The Federal Reserve wields enormous power over the national economy. Its decisions have a major impact on every citizen. Jobs, shelter and the quality of life are greatly affected by what the Federal Reserve decides on monetary policy.

Yet, the Federal Reserve is allowed to make its decisions in secret.
The transcripts and minutes of the meetings are carefully “sanitized” before they are released. When the Federal Reserve voted to lend money to Mexico, for example, the Federal Reserve’s records were carefully redacted to keep the details of the transactions secret.

In a recent article in Barron’s Magazine, Dr. Robert Auerbach, who investigated the Federal Reserve as staff economist for the Banking Committee of the House of Representatives, recounts numerous incidents in which minutes were destroyed or heavily edited when the Federal Reserve made critical decisions.

Auerbach along with other economists and long-time observers of the Federal Reserve will be gathering at the National Press Club in Washington next week (January 7) to discuss what goes on behind those tightly-locked doors at the Federal Reserve.

In sponsoring this conference, it is my hope that we can place a spotlight on this dark corner of our democracy and begin a campaign for a more open process in establishing economic policies that affect the daily lives of working families and well-being of the entire economy.

The kind of secrecy and closed-door government carried out by the Federal Reserve has no place in a democratic system. In addition to exemptions from open government requirements such as the “Sunshine Act,” the Federal Reserve does not face the normal checks and balances of the Congressional appropriations and budget process. It drafts its own budgets and spends whatever it desires without seeking permission from the Congress. It is little wonder, that the Federal Reserve feels free to operate as virtually a separate government.

One of the experts who will appear at our January 7 conference is William Greider, a long-time journalist, who wrote the book, Secrets of the Temple, a carefully researched tome which has become a must-read for students of the Federal Reserve.

Keynote speaker for the conference will be James Galbraith, Ph.D atthe LBJ School of Government, University of Texas, who has written and lectured extensively on the Federal Reserve and who is rapidly becoming the nation’s most outspoken and best informed critic of the the Federal Reserve and current monetary policy.

In addition to setting interest rates in carrying out monetary policy, the Federal Reserve has wide-ranging regulatory power for consumer protection over the financial community. It is strange, indeed, that this power would be exercised by the current chairman of the Federal Reserve, Alan Greenspan, whose past would give little comfort to anyone who believes in regulatory protections. Greenspan was an early follower of Ayn Rand, the leader of the Objectivists, an anti-government collective. Greenspan collaborated with Ayn Rand in writing Capitalism: the Unknown Ideal in which he denounced regulation, particularly consumer protections and anti-trust laws which he described as “cardinal ingredients of welfare statism.”

Later, Greenspan became a lobbyist for the financial industry against regulation and represented some of the high flyers-like Charlie Keating of Lincoln Savings–who plundered the savings and some industry.

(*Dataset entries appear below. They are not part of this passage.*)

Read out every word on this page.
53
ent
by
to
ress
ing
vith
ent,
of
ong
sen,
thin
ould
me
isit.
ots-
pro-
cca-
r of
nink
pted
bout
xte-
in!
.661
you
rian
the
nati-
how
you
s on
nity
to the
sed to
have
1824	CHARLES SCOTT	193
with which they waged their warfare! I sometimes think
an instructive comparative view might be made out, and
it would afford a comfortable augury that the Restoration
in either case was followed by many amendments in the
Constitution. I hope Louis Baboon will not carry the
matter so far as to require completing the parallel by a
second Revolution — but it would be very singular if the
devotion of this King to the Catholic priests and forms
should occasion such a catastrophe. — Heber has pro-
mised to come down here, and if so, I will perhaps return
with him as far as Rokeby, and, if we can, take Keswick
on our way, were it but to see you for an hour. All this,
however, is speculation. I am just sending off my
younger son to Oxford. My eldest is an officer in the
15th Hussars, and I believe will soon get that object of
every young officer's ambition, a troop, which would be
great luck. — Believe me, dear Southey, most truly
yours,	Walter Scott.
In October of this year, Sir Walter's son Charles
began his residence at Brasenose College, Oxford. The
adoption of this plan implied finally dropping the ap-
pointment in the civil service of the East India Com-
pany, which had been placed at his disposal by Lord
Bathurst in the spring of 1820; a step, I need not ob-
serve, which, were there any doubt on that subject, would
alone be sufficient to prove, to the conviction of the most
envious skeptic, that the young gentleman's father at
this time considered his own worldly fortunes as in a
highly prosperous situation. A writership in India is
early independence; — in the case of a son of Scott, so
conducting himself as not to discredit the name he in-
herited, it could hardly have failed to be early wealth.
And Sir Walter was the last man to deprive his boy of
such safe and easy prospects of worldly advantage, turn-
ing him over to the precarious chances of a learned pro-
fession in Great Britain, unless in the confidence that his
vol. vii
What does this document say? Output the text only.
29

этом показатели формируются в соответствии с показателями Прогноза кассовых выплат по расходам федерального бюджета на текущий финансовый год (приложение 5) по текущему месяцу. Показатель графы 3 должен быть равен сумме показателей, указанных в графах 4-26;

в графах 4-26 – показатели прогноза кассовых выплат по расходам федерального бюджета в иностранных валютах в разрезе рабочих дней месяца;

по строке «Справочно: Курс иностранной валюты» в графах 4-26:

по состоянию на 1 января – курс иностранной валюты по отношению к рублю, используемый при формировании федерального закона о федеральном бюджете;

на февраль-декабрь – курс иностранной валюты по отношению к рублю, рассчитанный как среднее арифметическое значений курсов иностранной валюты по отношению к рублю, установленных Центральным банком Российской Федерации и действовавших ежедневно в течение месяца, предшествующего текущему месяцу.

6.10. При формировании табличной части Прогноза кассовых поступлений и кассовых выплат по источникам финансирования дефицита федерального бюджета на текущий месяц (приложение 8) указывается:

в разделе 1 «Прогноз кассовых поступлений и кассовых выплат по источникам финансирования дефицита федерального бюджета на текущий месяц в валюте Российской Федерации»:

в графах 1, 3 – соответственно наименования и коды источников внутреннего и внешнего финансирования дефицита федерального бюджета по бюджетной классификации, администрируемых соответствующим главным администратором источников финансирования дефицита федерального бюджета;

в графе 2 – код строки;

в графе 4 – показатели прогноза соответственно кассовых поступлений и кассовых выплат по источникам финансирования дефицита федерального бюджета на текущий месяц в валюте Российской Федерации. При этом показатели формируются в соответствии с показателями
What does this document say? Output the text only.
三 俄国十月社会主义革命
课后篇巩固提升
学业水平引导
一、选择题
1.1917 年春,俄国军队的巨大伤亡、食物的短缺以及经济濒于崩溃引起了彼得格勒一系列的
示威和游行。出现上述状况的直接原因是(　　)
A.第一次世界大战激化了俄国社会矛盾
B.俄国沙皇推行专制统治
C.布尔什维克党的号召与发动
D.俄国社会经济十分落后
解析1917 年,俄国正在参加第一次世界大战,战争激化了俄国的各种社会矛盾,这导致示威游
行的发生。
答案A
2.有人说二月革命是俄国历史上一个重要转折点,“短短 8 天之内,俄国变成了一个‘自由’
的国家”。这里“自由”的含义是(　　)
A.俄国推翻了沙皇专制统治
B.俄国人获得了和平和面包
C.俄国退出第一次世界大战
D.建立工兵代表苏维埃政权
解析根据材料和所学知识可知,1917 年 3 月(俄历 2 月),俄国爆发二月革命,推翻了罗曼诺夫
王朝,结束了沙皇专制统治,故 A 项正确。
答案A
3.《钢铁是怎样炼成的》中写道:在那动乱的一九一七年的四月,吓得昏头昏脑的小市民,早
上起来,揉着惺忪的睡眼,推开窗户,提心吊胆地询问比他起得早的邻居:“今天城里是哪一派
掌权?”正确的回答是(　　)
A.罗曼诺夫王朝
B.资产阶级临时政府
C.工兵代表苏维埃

So, we plan for our conference to take a deep look at how well this ex-foe of regulation is representing the public in his current position as chief government regulator of banks, big financial services corporations and the economy.

The conference is titled “The Federal Reserve-Reality versus Myth.” We hope that our panel of experts will be able to unravel some of the myths that have allowed the Federal Reserve to escape accountability for so long to the detriment of the vast number of working Americans and our democratic system of government.